17 August 2012
Investors seem to be suffering a crisis of confidence, desperately trying to find a safer haven for their investments when, in fact, it would have paid off to retain their investment choices. This is according to analysis into money movements within its offshore products* by Skandia International, the offshore business of Old Mutual Wealth Management.
Despite the busy movements in and out of asset classes, based on returns alone, most investment decisions would have paid off during the first half of 2012. However, investors have remained cautious, choosing to move money away from equities.
Mixed asset funds, Indian, Asian and, not surprisingly, European equities proved unpopular in the first half of 2012, as did Commodity funds – although demand for physical Gold has seen a strong return in June. Both, the UK and Global property sectors have seen steady outflows too, indicating investors are feeling nervous about the state of property markets, despite steady returns thus far into 2012.

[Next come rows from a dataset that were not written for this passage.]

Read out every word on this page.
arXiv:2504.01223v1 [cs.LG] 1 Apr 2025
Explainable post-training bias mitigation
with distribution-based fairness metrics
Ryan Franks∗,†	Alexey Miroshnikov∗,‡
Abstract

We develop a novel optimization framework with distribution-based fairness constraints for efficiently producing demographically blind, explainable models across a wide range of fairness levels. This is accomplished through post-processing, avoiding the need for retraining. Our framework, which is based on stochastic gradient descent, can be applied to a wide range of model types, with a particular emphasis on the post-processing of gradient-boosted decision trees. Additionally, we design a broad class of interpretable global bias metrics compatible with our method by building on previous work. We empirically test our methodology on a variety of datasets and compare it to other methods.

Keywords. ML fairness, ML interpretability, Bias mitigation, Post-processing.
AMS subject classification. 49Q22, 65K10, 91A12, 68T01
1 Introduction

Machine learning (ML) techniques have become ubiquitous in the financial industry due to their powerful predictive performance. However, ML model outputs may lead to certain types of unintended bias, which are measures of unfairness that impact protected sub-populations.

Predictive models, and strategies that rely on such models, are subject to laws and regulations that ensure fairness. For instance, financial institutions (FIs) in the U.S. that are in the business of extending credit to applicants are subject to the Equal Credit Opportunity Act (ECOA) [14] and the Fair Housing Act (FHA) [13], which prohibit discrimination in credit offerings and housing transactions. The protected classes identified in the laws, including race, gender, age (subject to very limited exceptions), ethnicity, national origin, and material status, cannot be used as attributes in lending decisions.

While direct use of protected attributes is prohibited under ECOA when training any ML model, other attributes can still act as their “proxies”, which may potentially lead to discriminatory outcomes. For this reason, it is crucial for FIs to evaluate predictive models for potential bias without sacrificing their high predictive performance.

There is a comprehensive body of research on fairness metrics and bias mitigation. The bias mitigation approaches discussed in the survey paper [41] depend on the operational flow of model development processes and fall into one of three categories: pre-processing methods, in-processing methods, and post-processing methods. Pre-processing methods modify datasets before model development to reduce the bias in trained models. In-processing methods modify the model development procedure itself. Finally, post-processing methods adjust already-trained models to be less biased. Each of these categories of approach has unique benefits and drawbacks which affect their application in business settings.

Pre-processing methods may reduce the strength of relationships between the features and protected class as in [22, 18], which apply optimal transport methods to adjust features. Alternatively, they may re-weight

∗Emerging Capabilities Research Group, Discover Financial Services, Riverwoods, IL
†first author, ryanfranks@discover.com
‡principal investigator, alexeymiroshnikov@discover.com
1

Yet the chart below illustrates that all but two – Commodities and Energy, sectors that saw significant outflows during the first half of this year had, in fact, delivered positive returns over and above what can be achieved on cash deposits. Moreover, six out of 17 would have rewarded investors with higher returns than their favourite bet, Fixed Interest – albeit with higher volatility.
Fixed Interest has remained the asset class of choice for most although North American equities stayed in favour for the second consecutive quarter in Q2 2012. Latin America, Global and Russian Equities, as well as some of the more specialist equity sectors such as Technology and Health also benefited from slightly higher investment levels during the first half of this year.
This evidence backs up the opinions of overseas advisers polled in the latest international Adviser Confidence Survey**, that investment opportunities can currently be identified across most investment sectors, with as many as 20% believing that every sector represents a buying opportunity at present. The study also showed that over the coming months, advisers expect the best returns to come from equities – in particular North American and Emerging Markets. Interestingly, only 9% of those surveyed believe Fixed Interest and Gold to be a good long term bets.
Phil Oxenham, marketing manager at Skandia International comments:
‘What is evident from this analysis is the fact that investors are still nervous about investing, trying to identify a safe haven where they could at least preserve, if not grow, the value of their investments. It is encouraging to see demand for equities emerging – and clearly investors have a higher conviction in North American equities than in other equity sector. However, the most significant finding is the fact that international advisers are feeling upbeat about the prospects of investing, with as many as a fifth believing that investment opportunities exist in all sectors at present. Although short term volatility may persist for a little while yet, this is no longer a phenomenon but rather a new reality which investors should take in their stride and, with advice from their financial advisers, use to their full advantage’.
This press release is for journalists only and should not be relied upon by financial advisers or customers.